As The Slog predicted, the Troika is about to accuse the Greeks of holding out on so-called savings. Is Pandora’s box about to be jemmied open?

Only around 6 billion of the €11.5 billion in spending cuts calculated by the Greek government has been deemed realistic by the Troika. The triad of bondholders, ECB and IMF is now rumoured to be demanding immediate public sector sackings to enable Athens to make up the shortfall.

This is going to set an ambush of tigers loose among the European pigeons. On the one hand we have Merkel fessing up to the potential disaster of Grexit (and thus she won’t allow it) in the context of a German electorate already pissed off with what it sees as Greek perfidy. And on the other we have Bankfurt plus Lens Weidmann predicting that exactly this sort of thing was bound to happen…and will one day bankrupt the Bundesrepublik.

Representatives of the European Central Bank, the European Commission
and the International Monetary Fund met with Prime Minister Antonis
Samaras on Monday and ‘informed him of their scepticism about some of the
coalition’s measures’, although Samaras had known for some time of the suspicions. For those who are awake, The Slog reported some time ago how, at the root of this, there is a strong suspicion within the Troika that the Greek negotiators are holding back secret funds against what increasingly look like many upcoming rainy days.

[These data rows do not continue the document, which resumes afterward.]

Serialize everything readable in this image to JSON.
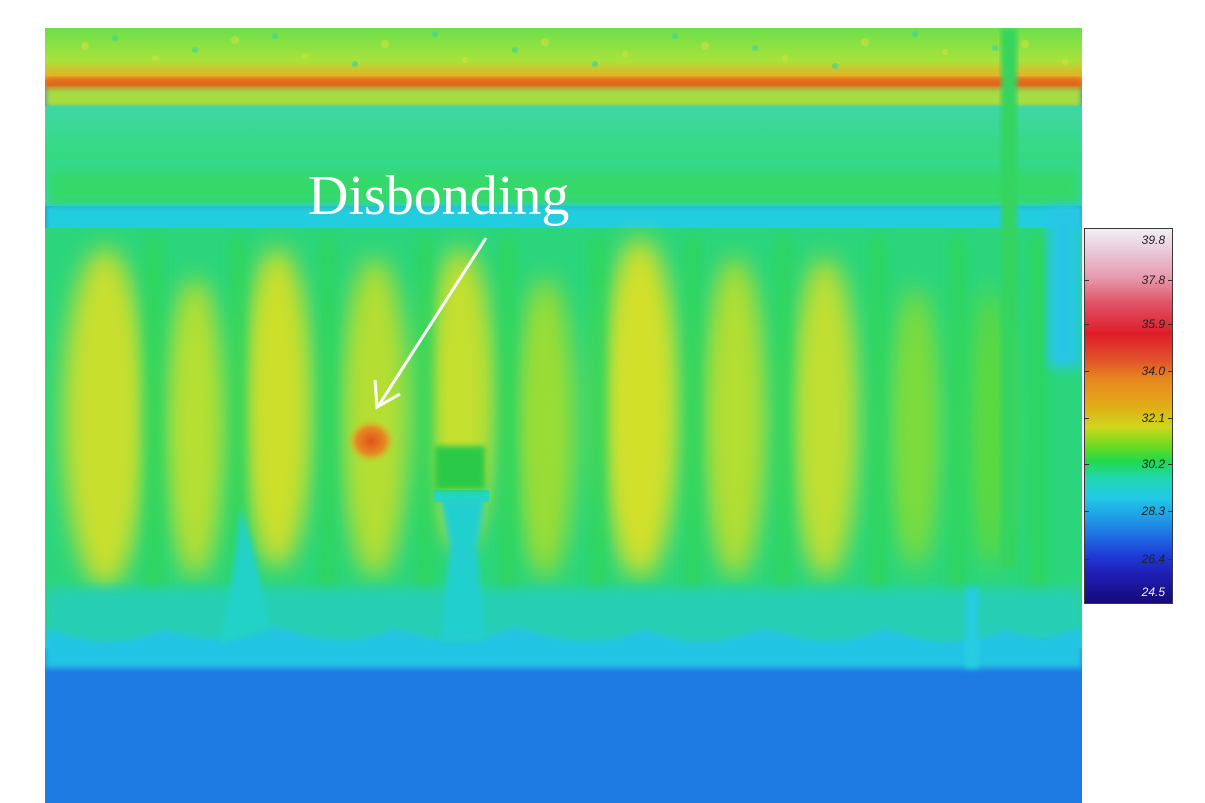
{
  "annotation": {
    "label": "Disbonding"
  },
  "color_scale": {
    "ticks": [
      "39.8",
      "37.8",
      "35.9",
      "34.0",
      "32.1",
      "30.2",
      "28.3",
      "26.4",
      "24.5"
    ]
  },
  "colors": {
    "background": "#1f7de3",
    "seam_hot": "#e07a1f",
    "panel_green": "#4fe04a",
    "panel_yellow": "#c9e12f",
    "hotspot": "#e05a1a",
    "arrow_and_text": "#ffffff"
  }
}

Some €2.2 billion worth of cuts  (including about 1.2 billion in savings from reductions in operating costs in the public sector and 500 million euros in savings from financing for local authorities) have been rejected outright by Greece’s lenders as being unrealistic. The inspectors also asked for more details about some €3.5 billion worth of cuts. “We are trying to convince them about our position. The effort continues,” said Finance Minister Yannis Stournaras.

Whatever happens here, we are back at the old sticking point: Finance Ministry sources say the troika insists that some savings should come from immediate sackings in the public sector. The inspectors argue (silly them) that employees at public organisations already closed down should
be fired, but the politicians still hope to avoid direct sackings. And of course, we all know why: fired civil servants sing like canaries.